Haïti : l’angoisse de ma patrie

Article : Haïti : l’angoisse de ma patrie
Crédit: Iwaria via Iwaria
15 octobre 2021

Haïti : l’angoisse de ma patrie

Crédit photo: Valeria Pinheiro

On est jamais loin de sa terre natale. Peu importe l’endroit dans le monde où l’on se trouve, elle nous colle à la peau comme notre odeur.

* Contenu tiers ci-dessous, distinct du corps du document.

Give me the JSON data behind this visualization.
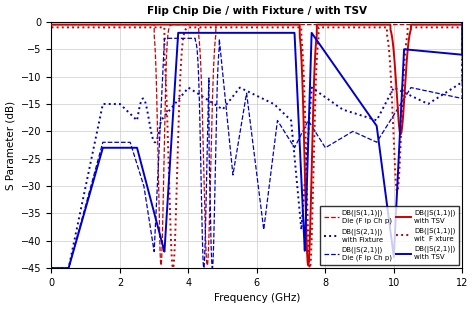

On se rappelle, toujours, brutalement, qu’on vient de ce Sud fragilisé et ravagé par la politique du Nord, quand on tombe sur des images tragiques qui nous font monter des larmes au yeux. C’est la preuve que le monde est vieux, démocratique et injuste.

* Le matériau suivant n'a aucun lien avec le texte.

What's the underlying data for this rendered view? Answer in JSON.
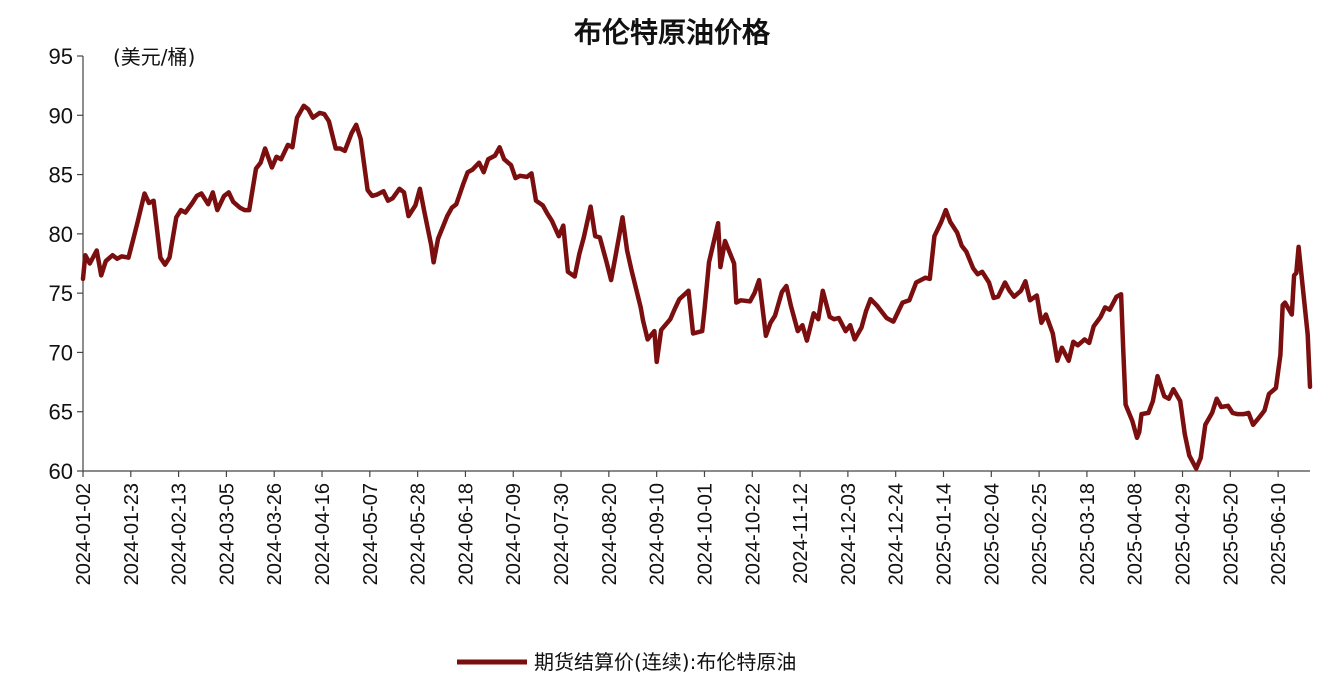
{
  "chart_data": {
    "type": "line",
    "title": "布伦特原油价格",
    "unit_label": "(美元/桶)",
    "ylim": [
      60,
      95
    ],
    "yticks": [
      "95",
      "90",
      "85",
      "80",
      "75",
      "70",
      "65",
      "60"
    ],
    "x_tick_labels": [
      "2024-01-02",
      "2024-01-23",
      "2024-02-13",
      "2024-03-05",
      "2024-03-26",
      "2024-04-16",
      "2024-05-07",
      "2024-05-28",
      "2024-06-18",
      "2024-07-09",
      "2024-07-30",
      "2024-08-20",
      "2024-09-10",
      "2024-10-01",
      "2024-10-22",
      "2024-11-12",
      "2024-12-03",
      "2024-12-24",
      "2025-01-14",
      "2025-02-04",
      "2025-02-25",
      "2025-03-18",
      "2025-04-08",
      "2025-04-29",
      "2025-05-20",
      "2025-06-10"
    ],
    "grid": false,
    "legend_position": "bottom-center",
    "series": [
      {
        "name": "期货结算价(连续):布伦特原油",
        "color": "#7b0f0f",
        "points": [
          [
            "2024-01-02",
            76.2
          ],
          [
            "2024-01-03",
            78.2
          ],
          [
            "2024-01-05",
            77.5
          ],
          [
            "2024-01-08",
            78.6
          ],
          [
            "2024-01-10",
            76.5
          ],
          [
            "2024-01-12",
            77.7
          ],
          [
            "2024-01-15",
            78.2
          ],
          [
            "2024-01-17",
            77.9
          ],
          [
            "2024-01-19",
            78.1
          ],
          [
            "2024-01-22",
            78.0
          ],
          [
            "2024-01-24",
            79.5
          ],
          [
            "2024-01-26",
            81.0
          ],
          [
            "2024-01-29",
            83.4
          ],
          [
            "2024-01-31",
            82.6
          ],
          [
            "2024-02-02",
            82.8
          ],
          [
            "2024-02-05",
            78.0
          ],
          [
            "2024-02-07",
            77.4
          ],
          [
            "2024-02-09",
            78.0
          ],
          [
            "2024-02-12",
            81.4
          ],
          [
            "2024-02-14",
            82.0
          ],
          [
            "2024-02-16",
            81.8
          ],
          [
            "2024-02-19",
            82.6
          ],
          [
            "2024-02-21",
            83.2
          ],
          [
            "2024-02-23",
            83.4
          ],
          [
            "2024-02-26",
            82.5
          ],
          [
            "2024-02-28",
            83.5
          ],
          [
            "2024-03-01",
            82.0
          ],
          [
            "2024-03-04",
            83.2
          ],
          [
            "2024-03-06",
            83.5
          ],
          [
            "2024-03-08",
            82.7
          ],
          [
            "2024-03-11",
            82.2
          ],
          [
            "2024-03-13",
            82.0
          ],
          [
            "2024-03-15",
            82.0
          ],
          [
            "2024-03-18",
            85.5
          ],
          [
            "2024-03-20",
            86.0
          ],
          [
            "2024-03-22",
            87.2
          ],
          [
            "2024-03-25",
            85.6
          ],
          [
            "2024-03-27",
            86.5
          ],
          [
            "2024-03-29",
            86.3
          ],
          [
            "2024-04-01",
            87.5
          ],
          [
            "2024-04-03",
            87.3
          ],
          [
            "2024-04-05",
            89.8
          ],
          [
            "2024-04-08",
            90.8
          ],
          [
            "2024-04-10",
            90.5
          ],
          [
            "2024-04-12",
            89.8
          ],
          [
            "2024-04-15",
            90.2
          ],
          [
            "2024-04-17",
            90.1
          ],
          [
            "2024-04-19",
            89.5
          ],
          [
            "2024-04-22",
            87.2
          ],
          [
            "2024-04-24",
            87.2
          ],
          [
            "2024-04-26",
            87.0
          ],
          [
            "2024-04-29",
            88.5
          ],
          [
            "2024-05-01",
            89.2
          ],
          [
            "2024-05-03",
            88.0
          ],
          [
            "2024-05-06",
            83.7
          ],
          [
            "2024-05-08",
            83.2
          ],
          [
            "2024-05-10",
            83.3
          ],
          [
            "2024-05-13",
            83.6
          ],
          [
            "2024-05-15",
            82.8
          ],
          [
            "2024-05-17",
            83.0
          ],
          [
            "2024-05-20",
            83.8
          ],
          [
            "2024-05-22",
            83.5
          ],
          [
            "2024-05-24",
            81.5
          ],
          [
            "2024-05-27",
            82.4
          ],
          [
            "2024-05-29",
            83.8
          ],
          [
            "2024-05-31",
            81.8
          ],
          [
            "2024-06-03",
            79.0
          ],
          [
            "2024-06-04",
            77.6
          ],
          [
            "2024-06-06",
            79.6
          ],
          [
            "2024-06-10",
            81.5
          ],
          [
            "2024-06-12",
            82.2
          ],
          [
            "2024-06-14",
            82.5
          ],
          [
            "2024-06-17",
            84.2
          ],
          [
            "2024-06-19",
            85.2
          ],
          [
            "2024-06-21",
            85.4
          ],
          [
            "2024-06-24",
            86.0
          ],
          [
            "2024-06-26",
            85.2
          ],
          [
            "2024-06-28",
            86.3
          ],
          [
            "2024-07-01",
            86.6
          ],
          [
            "2024-07-03",
            87.3
          ],
          [
            "2024-07-05",
            86.3
          ],
          [
            "2024-07-08",
            85.8
          ],
          [
            "2024-07-10",
            84.7
          ],
          [
            "2024-07-12",
            84.9
          ],
          [
            "2024-07-15",
            84.8
          ],
          [
            "2024-07-17",
            85.1
          ],
          [
            "2024-07-19",
            82.8
          ],
          [
            "2024-07-22",
            82.4
          ],
          [
            "2024-07-24",
            81.7
          ],
          [
            "2024-07-26",
            81.1
          ],
          [
            "2024-07-29",
            79.8
          ],
          [
            "2024-07-31",
            80.7
          ],
          [
            "2024-08-02",
            76.8
          ],
          [
            "2024-08-05",
            76.4
          ],
          [
            "2024-08-07",
            78.3
          ],
          [
            "2024-08-09",
            79.7
          ],
          [
            "2024-08-12",
            82.3
          ],
          [
            "2024-08-14",
            79.8
          ],
          [
            "2024-08-16",
            79.7
          ],
          [
            "2024-08-19",
            77.6
          ],
          [
            "2024-08-21",
            76.1
          ],
          [
            "2024-08-23",
            78.2
          ],
          [
            "2024-08-26",
            81.4
          ],
          [
            "2024-08-28",
            78.6
          ],
          [
            "2024-08-30",
            76.9
          ],
          [
            "2024-09-03",
            73.8
          ],
          [
            "2024-09-04",
            72.7
          ],
          [
            "2024-09-06",
            71.1
          ],
          [
            "2024-09-09",
            71.8
          ],
          [
            "2024-09-10",
            69.2
          ],
          [
            "2024-09-12",
            71.9
          ],
          [
            "2024-09-16",
            72.8
          ],
          [
            "2024-09-18",
            73.7
          ],
          [
            "2024-09-20",
            74.5
          ],
          [
            "2024-09-24",
            75.2
          ],
          [
            "2024-09-26",
            71.6
          ],
          [
            "2024-09-30",
            71.8
          ],
          [
            "2024-10-01",
            73.6
          ],
          [
            "2024-10-03",
            77.6
          ],
          [
            "2024-10-07",
            80.9
          ],
          [
            "2024-10-08",
            77.2
          ],
          [
            "2024-10-10",
            79.4
          ],
          [
            "2024-10-14",
            77.5
          ],
          [
            "2024-10-15",
            74.2
          ],
          [
            "2024-10-17",
            74.4
          ],
          [
            "2024-10-21",
            74.3
          ],
          [
            "2024-10-23",
            75.0
          ],
          [
            "2024-10-25",
            76.1
          ],
          [
            "2024-10-28",
            71.4
          ],
          [
            "2024-10-30",
            72.5
          ],
          [
            "2024-11-01",
            73.1
          ],
          [
            "2024-11-04",
            75.1
          ],
          [
            "2024-11-06",
            75.6
          ],
          [
            "2024-11-08",
            73.9
          ],
          [
            "2024-11-11",
            71.8
          ],
          [
            "2024-11-13",
            72.3
          ],
          [
            "2024-11-15",
            71.0
          ],
          [
            "2024-11-18",
            73.3
          ],
          [
            "2024-11-20",
            72.8
          ],
          [
            "2024-11-22",
            75.2
          ],
          [
            "2024-11-25",
            73.0
          ],
          [
            "2024-11-27",
            72.8
          ],
          [
            "2024-11-29",
            72.9
          ],
          [
            "2024-12-02",
            71.8
          ],
          [
            "2024-12-04",
            72.3
          ],
          [
            "2024-12-06",
            71.1
          ],
          [
            "2024-12-09",
            72.1
          ],
          [
            "2024-12-11",
            73.5
          ],
          [
            "2024-12-13",
            74.5
          ],
          [
            "2024-12-16",
            73.9
          ],
          [
            "2024-12-18",
            73.4
          ],
          [
            "2024-12-20",
            72.9
          ],
          [
            "2024-12-23",
            72.6
          ],
          [
            "2024-12-27",
            74.2
          ],
          [
            "2024-12-30",
            74.4
          ],
          [
            "2025-01-02",
            75.9
          ],
          [
            "2025-01-06",
            76.3
          ],
          [
            "2025-01-08",
            76.2
          ],
          [
            "2025-01-10",
            79.8
          ],
          [
            "2025-01-13",
            81.0
          ],
          [
            "2025-01-15",
            82.0
          ],
          [
            "2025-01-17",
            81.0
          ],
          [
            "2025-01-20",
            80.1
          ],
          [
            "2025-01-22",
            79.0
          ],
          [
            "2025-01-24",
            78.5
          ],
          [
            "2025-01-27",
            77.1
          ],
          [
            "2025-01-29",
            76.6
          ],
          [
            "2025-01-31",
            76.8
          ],
          [
            "2025-02-03",
            75.9
          ],
          [
            "2025-02-05",
            74.6
          ],
          [
            "2025-02-07",
            74.7
          ],
          [
            "2025-02-10",
            75.9
          ],
          [
            "2025-02-12",
            75.2
          ],
          [
            "2025-02-14",
            74.7
          ],
          [
            "2025-02-17",
            75.2
          ],
          [
            "2025-02-19",
            76.0
          ],
          [
            "2025-02-21",
            74.4
          ],
          [
            "2025-02-24",
            74.8
          ],
          [
            "2025-02-26",
            72.5
          ],
          [
            "2025-02-28",
            73.2
          ],
          [
            "2025-03-03",
            71.6
          ],
          [
            "2025-03-05",
            69.3
          ],
          [
            "2025-03-07",
            70.4
          ],
          [
            "2025-03-10",
            69.3
          ],
          [
            "2025-03-12",
            70.9
          ],
          [
            "2025-03-14",
            70.6
          ],
          [
            "2025-03-17",
            71.1
          ],
          [
            "2025-03-19",
            70.8
          ],
          [
            "2025-03-21",
            72.2
          ],
          [
            "2025-03-24",
            73.0
          ],
          [
            "2025-03-26",
            73.8
          ],
          [
            "2025-03-28",
            73.6
          ],
          [
            "2025-03-31",
            74.7
          ],
          [
            "2025-04-02",
            74.9
          ],
          [
            "2025-04-03",
            70.1
          ],
          [
            "2025-04-04",
            65.6
          ],
          [
            "2025-04-07",
            64.2
          ],
          [
            "2025-04-09",
            62.8
          ],
          [
            "2025-04-10",
            63.3
          ],
          [
            "2025-04-11",
            64.8
          ],
          [
            "2025-04-14",
            64.9
          ],
          [
            "2025-04-16",
            65.9
          ],
          [
            "2025-04-18",
            68.0
          ],
          [
            "2025-04-21",
            66.3
          ],
          [
            "2025-04-23",
            66.1
          ],
          [
            "2025-04-25",
            66.9
          ],
          [
            "2025-04-28",
            65.9
          ],
          [
            "2025-04-30",
            63.1
          ],
          [
            "2025-05-02",
            61.3
          ],
          [
            "2025-05-05",
            60.2
          ],
          [
            "2025-05-07",
            61.1
          ],
          [
            "2025-05-09",
            63.9
          ],
          [
            "2025-05-12",
            64.9
          ],
          [
            "2025-05-14",
            66.1
          ],
          [
            "2025-05-16",
            65.4
          ],
          [
            "2025-05-19",
            65.5
          ],
          [
            "2025-05-21",
            64.9
          ],
          [
            "2025-05-23",
            64.8
          ],
          [
            "2025-05-26",
            64.8
          ],
          [
            "2025-05-28",
            64.9
          ],
          [
            "2025-05-30",
            63.9
          ],
          [
            "2025-06-02",
            64.6
          ],
          [
            "2025-06-04",
            65.1
          ],
          [
            "2025-06-06",
            66.5
          ],
          [
            "2025-06-09",
            67.0
          ],
          [
            "2025-06-11",
            69.8
          ],
          [
            "2025-06-12",
            74.0
          ],
          [
            "2025-06-13",
            74.2
          ],
          [
            "2025-06-16",
            73.2
          ],
          [
            "2025-06-17",
            76.5
          ],
          [
            "2025-06-18",
            76.7
          ],
          [
            "2025-06-19",
            78.9
          ],
          [
            "2025-06-20",
            77.0
          ],
          [
            "2025-06-23",
            71.5
          ],
          [
            "2025-06-24",
            67.1
          ]
        ]
      }
    ]
  }
}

Ça m’angoisse. J’en parle à mon amie, Giovana. Elle pense que tout va finir par s’améliorer, qu’on peut tirer le meilleur de Covid par notre créativité. Elle a en partie raison. L’homme est incroyablement doué pour transformer le monde à sa guise. Mon amie chante pour combler l’énorme vide des choses non vécues à cause de la pandémie. Je remarque qu’elle tente de me réconforter. “Je tente de te réconforter et de me réconforter aussi, mais je crois dans ce que je dis”, me dit-elle. Le confinement nous étouffe tous. Je remarque que l’on va à l’université une fois dans une vie. Là, on est peut-être en train de passer à côté des plus belles années de notre vie, coincés dans notre chambre à observer le monde à partir d’un petit écran.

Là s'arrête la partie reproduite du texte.